Nota Bene Episode 99: Unpacking the Pendulum of American Patent Policy Then, Now, and Forward with Rob Masters
As we pivot into the next generation of technology for the 21st century, we’re taking a look at the only intellectual property rights to be mentioned in the U.S. Constitution – patents. We’re joined by Rob Masters to explore how patent litigation has evolved over the years, how it continues to develop, and how the courts and the American Congress have impacted the value of the American patent in the modern era.
Robert Masters is a partner in the Intellectual Property Practice Group in Sheppard Mullin’s Washington, D.C. office. He focuses his practice on intellectual property law, routinely handling patent, trade secret, copyright and trademark/trade dress litigation in courts throughout the U.S., before the International Trade Commission, before the U.S. Patent Trial and Appeal Board (PTAB), and before international arbitration tribunals across the globe.
What We Discussed in this Episode:
- How has the value of the patent evolved over time?
- What happens if an injunction is issued against a patent holder?
- What two litigation venues in the U.S. are the least friendly to patent infringement defendants and why?
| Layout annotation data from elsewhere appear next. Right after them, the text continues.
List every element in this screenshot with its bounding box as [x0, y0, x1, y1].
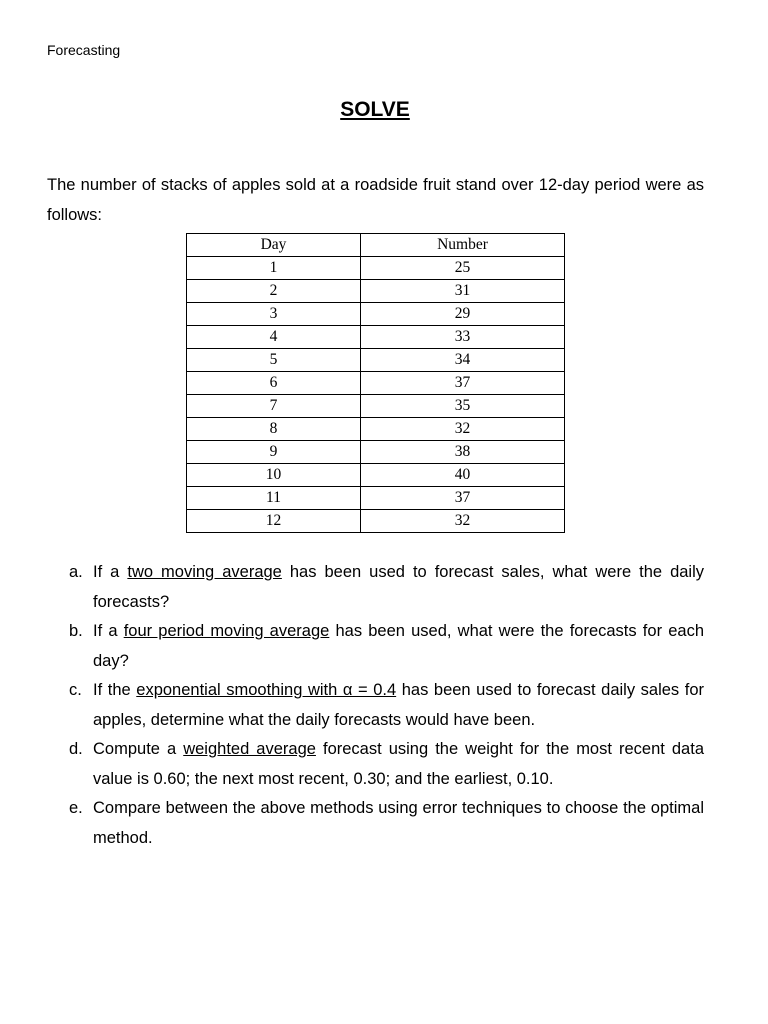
question-item: a. If a two moving average has been used to forecast sales, what were the daily forecasts?	[47, 558, 704, 617]
table-row	[187, 487, 565, 510]
question-item: c. If the exponential smoothing with α = 0.4 has been used to forecast daily sales for apples, determine what the daily forecasts would have been.	[47, 676, 704, 735]
question-letter: c.	[69, 681, 82, 699]
question-term: two moving average	[127, 563, 282, 581]
cell-day: 2	[187, 280, 361, 303]
cell-day: 6	[187, 372, 361, 395]
cell-number: 37	[361, 487, 565, 510]
question-item: e. Compare between the above methods using error techniques to choose the optimal method.	[47, 794, 704, 853]
cell-day: 9	[187, 441, 361, 464]
question-item: d. Compute a weighted average forecast using the weight for the most recent data value is 0.60; the next most recent, 0.30; and the earliest, 0.10.	[47, 735, 704, 794]
cell-day: 10	[187, 464, 361, 487]
cell-number: 35	[361, 395, 565, 418]
question-letter: a.	[69, 563, 83, 581]
table-row	[187, 349, 565, 372]
question-letter: d.	[69, 740, 83, 758]
cell-number: 32	[361, 418, 565, 441]
intro-paragraph: The number of stacks of apples sold at a roadside fruit stand over 12-day period were as follows:	[47, 176, 704, 224]
column-header-day: Day	[187, 234, 361, 257]
question-letter: e.	[69, 799, 83, 817]
table-row	[187, 372, 565, 395]
cell-day: 8	[187, 418, 361, 441]
page-title: SOLVE	[340, 98, 410, 121]
cell-number: 37	[361, 372, 565, 395]
column-header-number: Number	[361, 234, 565, 257]
cell-number: 25	[361, 257, 565, 280]
page-header: Forecasting	[47, 42, 121, 58]
cell-number: 32	[361, 510, 565, 533]
sales-table	[186, 233, 565, 533]
table-row	[187, 510, 565, 533]
table-row	[187, 303, 565, 326]
table-row	[187, 326, 565, 349]
table-header-row	[187, 234, 565, 257]
table-row	[187, 257, 565, 280]
cell-number: 31	[361, 280, 565, 303]
cell-number: 40	[361, 464, 565, 487]
cell-number: 34	[361, 349, 565, 372]
question-item: b. If a four period moving average has been used, what were the forecasts for each day?	[47, 617, 704, 676]
cell-day: 4	[187, 326, 361, 349]
cell-number: 29	[361, 303, 565, 326]
question-letter: b.	[69, 622, 83, 640]
cell-day: 11	[187, 487, 361, 510]
question-term: weighted average	[183, 740, 316, 758]
table-row	[187, 280, 565, 303]
cell-number: 38	[361, 441, 565, 464]
cell-day: 7	[187, 395, 361, 418]
question-term: exponential smoothing with α = 0.4	[136, 681, 397, 699]
cell-day: 1	[187, 257, 361, 280]
cell-day: 5	[187, 349, 361, 372]
cell-number: 33	[361, 326, 565, 349]
cell-day: 12	[187, 510, 361, 533]
table-row	[187, 464, 565, 487]
cell-day: 3	[187, 303, 361, 326]
table-row	[187, 395, 565, 418]
table-row	[187, 441, 565, 464]
table-row	[187, 418, 565, 441]
question-term: four period moving average	[123, 622, 330, 640]
question-list	[47, 558, 704, 853]
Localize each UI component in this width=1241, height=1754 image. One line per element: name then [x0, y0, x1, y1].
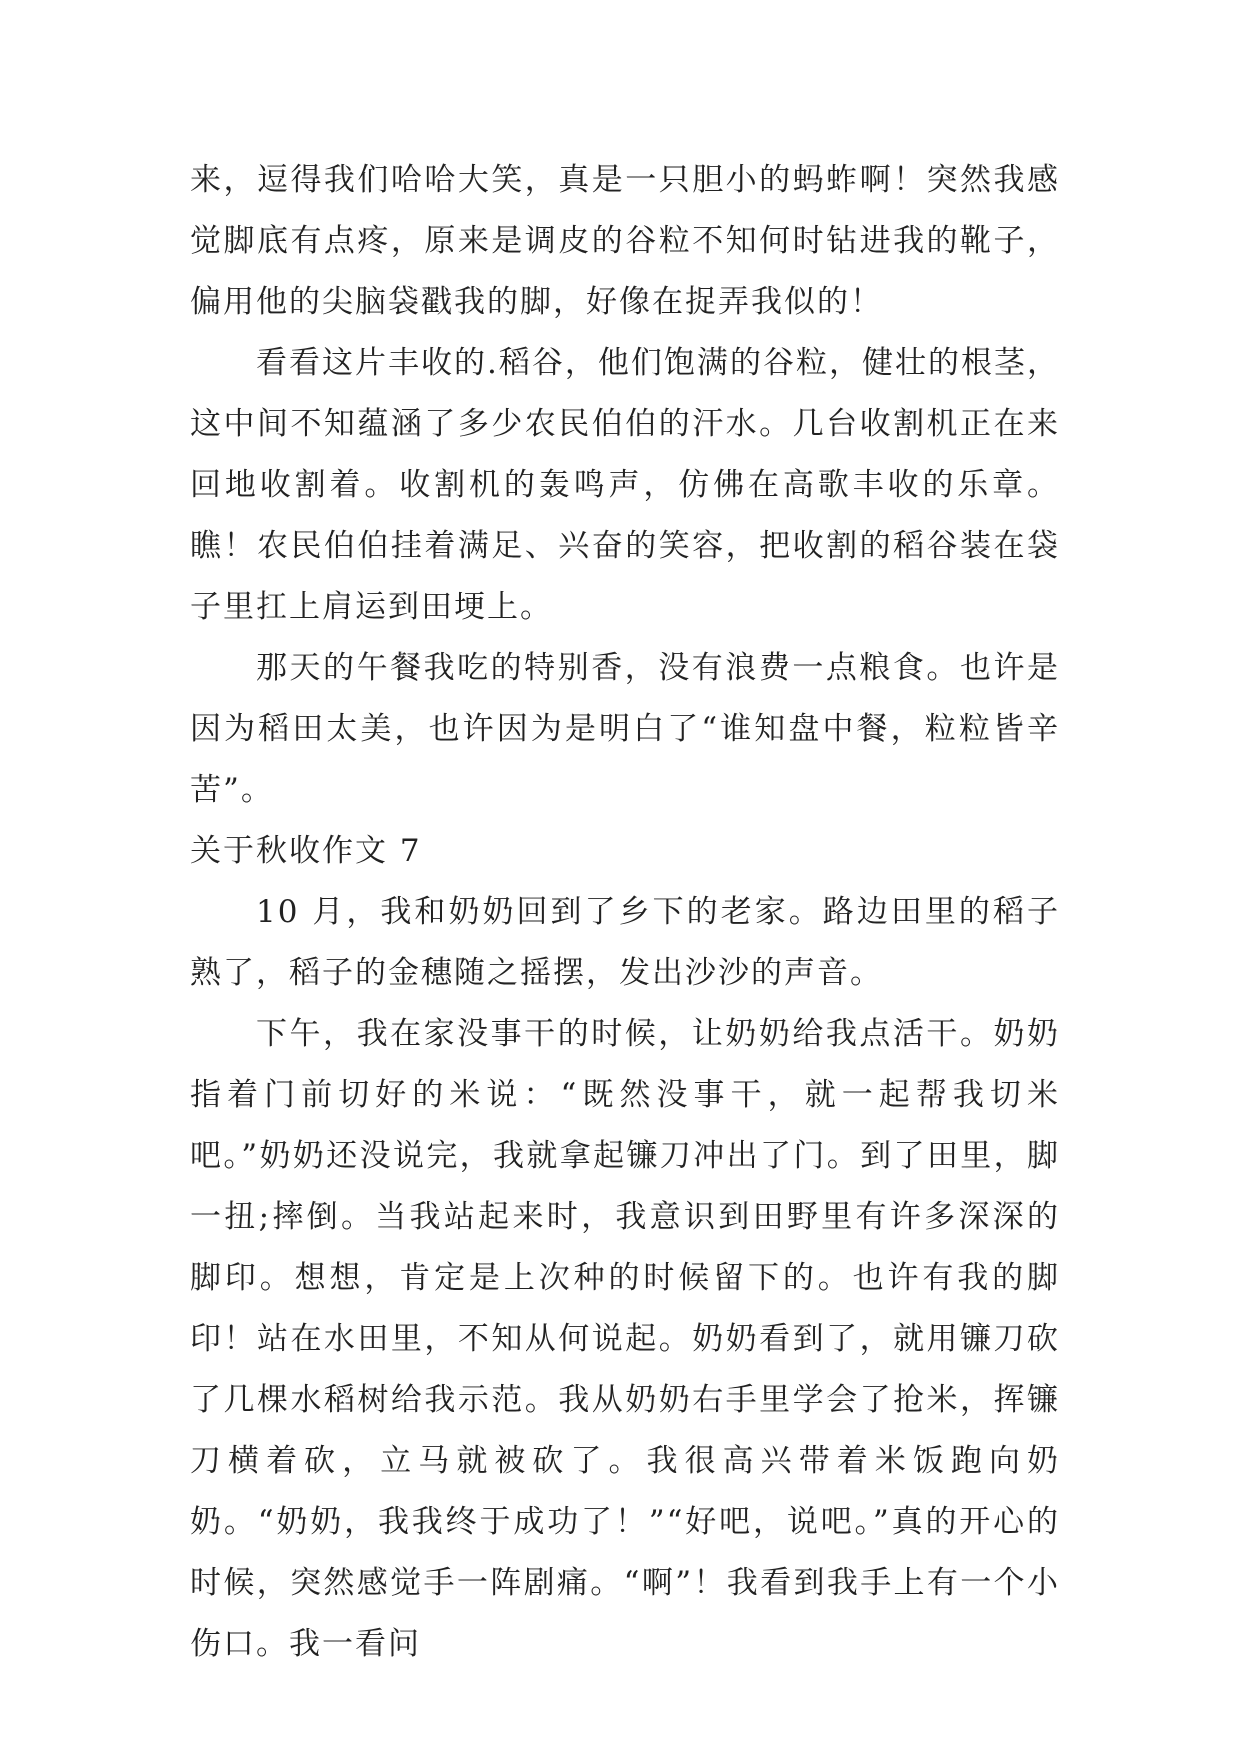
paragraph-5: 下午，我在家没事干的时候，让奶奶给我点活干。奶奶指着门前切好的米说：“既然没事干，就一起帮我切米吧。”奶奶还没说完，我就拿起镰刀冲出了门。到了田里，脚一扭;摔倒。当我站起来时，我意识到田野里有许多深深的脚印。想想，肯定是上次种的时候留下的。也许有我的脚印！站在水田里，不知从何说起。奶奶看到了，就用镰刀砍了几棵水稻树给我示范。我从奶奶右手里学会了抢米，挥镰刀横着砍，立马就被砍了。我很高兴带着米饭跑向奶奶。“奶奶，我我终于成功了！”“好吧，说吧。”真的开心的时候，突然感觉手一阵剧痛。“啊”！我看到我手上有一个小伤口。我一看问 [190, 1016, 1060, 1662]
paragraph-3: 那天的午餐我吃的特别香，没有浪费一点粮食。也许是因为稻田太美，也许因为是明白了“谁知盘中餐，粒粒皆辛苦”。 [190, 650, 1060, 808]
section-heading: 关于秋收作文 7 [190, 833, 422, 869]
paragraph-2: 看看这片丰收的.稻谷，他们饱满的谷粒，健壮的根茎，这中间不知蕴涵了多少农民伯伯的汗水。几台收割机正在来回地收割着。收割机的轰鸣声，仿佛在高歌丰收的乐章。瞧！农民伯伯挂着满足、兴奋的笑容，把收割的稻谷装在袋子里扛上肩运到田埂上。 [190, 345, 1060, 625]
document-body [190, 150, 1060, 1675]
paragraph-1: 来，逗得我们哈哈大笑，真是一只胆小的蚂蚱啊！突然我感觉脚底有点疼，原来是调皮的谷粒不知何时钻进我的靴子，偏用他的尖脑袋戳我的脚，好像在捉弄我似的！ [190, 162, 1060, 320]
paragraph-4: 10 月，我和奶奶回到了乡下的老家。路边田里的稻子熟了，稻子的金穗随之摇摆，发出沙沙的声音。 [190, 894, 1060, 991]
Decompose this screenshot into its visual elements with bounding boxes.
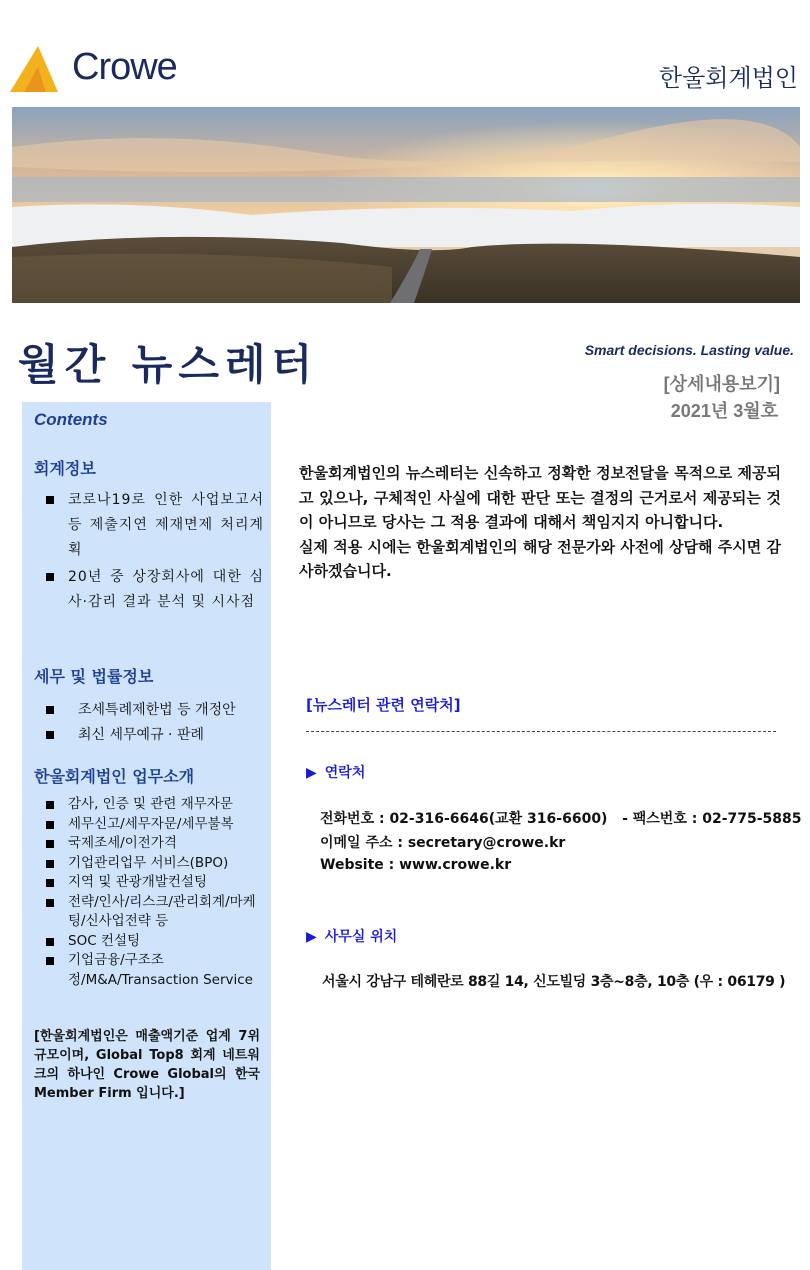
office-heading: [306, 926, 397, 946]
list-item: 지역 및 관광개발컨설팅: [42, 873, 264, 893]
tagline: Smart decisions. Lasting value.: [584, 342, 794, 358]
issue-date: 2021년 3월호: [670, 401, 778, 421]
contents-label: Contents: [34, 410, 108, 429]
list-item: 기업금융/구조조정/M&A/Transaction Service: [42, 951, 264, 990]
firm-name: 한울회계법인: [658, 64, 798, 92]
list-item: 전략/인사/리스크/관리회계/마케팅/신사업전략 등: [42, 893, 264, 932]
list-item: SOC 컨설팅: [42, 932, 264, 952]
phone-number: 전화번호 : 02-316-6646(교환 316-6600): [320, 811, 608, 827]
logo-text: Crowe: [72, 46, 177, 88]
dashed-divider: [306, 731, 776, 732]
section-heading-services: 한울회계법인 업무소개: [34, 767, 195, 786]
disclaimer: [299, 461, 781, 584]
triangle-right-icon: ▶: [306, 765, 317, 781]
list-item[interactable]: 조세특례제한법 등 개정안: [42, 698, 264, 723]
section-heading-accounting: 회계정보: [34, 459, 96, 478]
list-item: 감사, 인증 및 관련 재무자문: [42, 795, 264, 815]
list-item[interactable]: 20년 중 상장회사에 대한 심사·감리 결과 분석 및 시사점: [42, 565, 264, 615]
services-list: [42, 795, 264, 990]
phone-fax-line: [320, 808, 802, 828]
section-heading-tax-law: 세무 및 법률정보: [34, 667, 154, 686]
triangle-right-icon: ▶: [306, 929, 317, 945]
office-address: 서울시 강남구 테헤란로 88길 14, 신도빌딩 3층~8층, 10층 (우 : 06179 ): [322, 974, 786, 990]
crowe-logo: [8, 44, 178, 94]
crowe-triangle-icon: [8, 44, 68, 94]
banner-image: [12, 107, 800, 303]
office-heading-label: 사무실 위치: [324, 929, 398, 945]
contents-sidebar: [22, 402, 271, 1270]
contact-heading: [306, 762, 365, 782]
list-item: 국제조세/이전가격: [42, 834, 264, 854]
contact-heading-label: 연락처: [324, 765, 366, 781]
firm-intro: [한울회계법인은 매출액기준 업계 7위 규모이며, Global Top8 회계 네트워크의 하나인 Crowe Global의 한국 Member Firm 입니다.]: [34, 1029, 260, 1101]
disclaimer-paragraph: 한울회계법인의 뉴스레터는 신속하고 정확한 정보전달을 목적으로 제공되고 있으나, 구체적인 사실에 대한 판단 또는 결정의 근거로서 제공되는 것이 아니므로 당사는 그 적용 결과에 대해서 책임지지 아니합니다.: [299, 464, 781, 531]
newsletter-title: 월간 뉴스레터: [18, 340, 319, 389]
accounting-list: [42, 488, 264, 617]
disclaimer-paragraph: 실제 적용 시에는 한울회계법인의 해당 전문가와 사전에 상담해 주시면 감사하겠습니다.: [299, 537, 781, 580]
contact-section-title: [뉴스레터 관련 연락처]: [306, 696, 461, 714]
list-item[interactable]: 최신 세무예규 · 판례: [42, 723, 264, 748]
email-address[interactable]: 이메일 주소 : secretary@crowe.kr: [320, 835, 566, 851]
list-item[interactable]: 코로나19로 인한 사업보고서 등 제출지연 제재면제 처리계획: [42, 488, 264, 563]
website-link[interactable]: Website : www.crowe.kr: [320, 857, 512, 873]
detail-link[interactable]: [상세내용보기]: [663, 374, 780, 394]
tax-law-list: [42, 698, 264, 748]
list-item: 기업관리업무 서비스(BPO): [42, 854, 264, 874]
fax-number: - 팩스번호 : 02-775-5885: [622, 811, 802, 827]
list-item: 세무신고/세무자문/세무불복: [42, 815, 264, 835]
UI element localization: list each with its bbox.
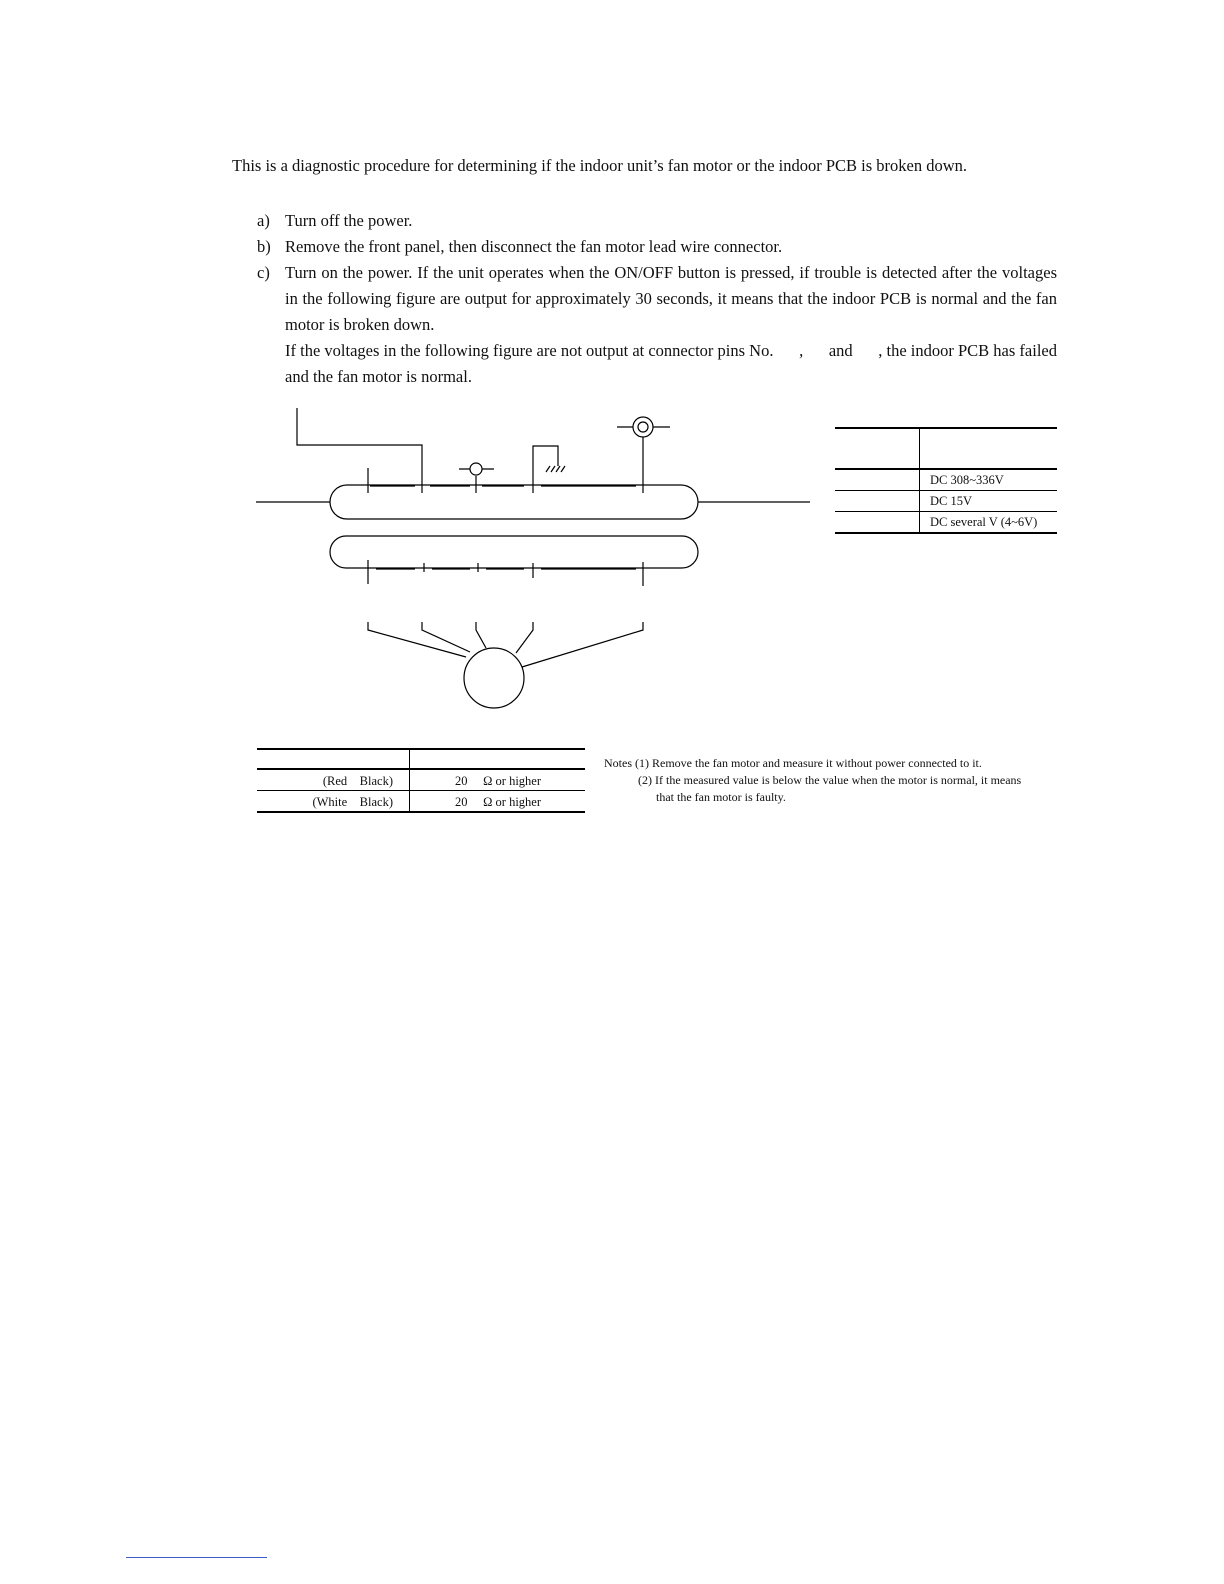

- What did the Supreme Court decide in Ebay v. Mercantile and how did that decision affect patent injunctions?
- What are non-practicing entities and what effect do they have on patent litigation?
- How did the court define “willful infringement" in the Seagate case?
- How did the 2011 American Invents Act and inter party review process develop?
- According to Section 101 from the Alice v. CLS Bank decision, what subject matter is eligible to be a patent?
- What is the current state of patent eligibility?
- Why do Standard Essential Patents matter so much?
- Are there certain countries that are more favorable to patent filings?